Prefer CLI When Available

Diving deeper into

Zach Lloyd, CEO of Warp, on the 3 phases of AI coding

Interview
if there is already a CLI, there is not a strong reason to use MCP
Analyzed 5 sources

This points to a simple hierarchy in agent tooling, use the CLI when a system already exposes clean text commands, and use MCP when the system does not. A CLI already gives an agent named commands, flags, outputs, and years of docs, so the model can act immediately with little extra plumbing. MCP matters more when the target system is a GUI app or SaaS product, like Figma or GitHub, where the agent needs structured access to data and actions that do not naturally live in a shell.

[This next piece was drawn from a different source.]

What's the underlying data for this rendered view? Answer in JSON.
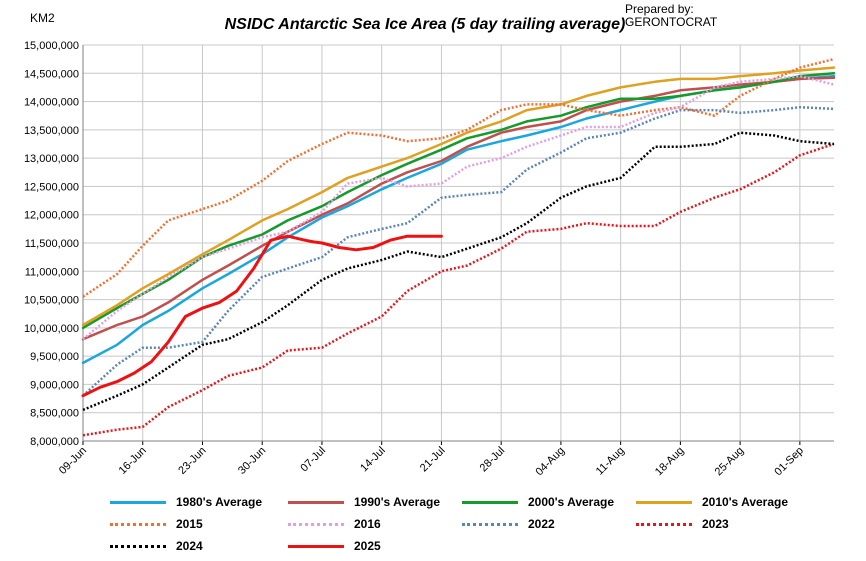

  • Warp sees this directly in product usage. Even though Warp supports MCP and users connect third party servers such as GitHub and Figma, the dominant tool category is still CLI apps because they are fast, configurable, and already fit how models operate, which is reading and writing text.
  • Momentic describes the same distribution pattern from the other side. The practical requirement is to meet developers inside local workflows, in the IDE, on localhost, in GitHub, and in pull requests. That is why many developer tools ship both a CLI and an MCP surface rather than betting on MCP alone.
  • The broader implication is that MCP adoption will come first in domains that never had a good command line surface. Anthropic defines MCP as a standard way to connect models to tools and data sources. Figma uses it to expose design files, variables, and selected frames to coding agents, which a normal shell command was never built to represent well.

The next step is not MCP replacing CLIs. It is MCP filling the gaps around them. In developer workflows, the winning pattern is likely a mixed stack where CLIs handle execution in code and infrastructure, while MCP connects agents to design tools, SaaS systems, and shared organizational context that sits outside the terminal.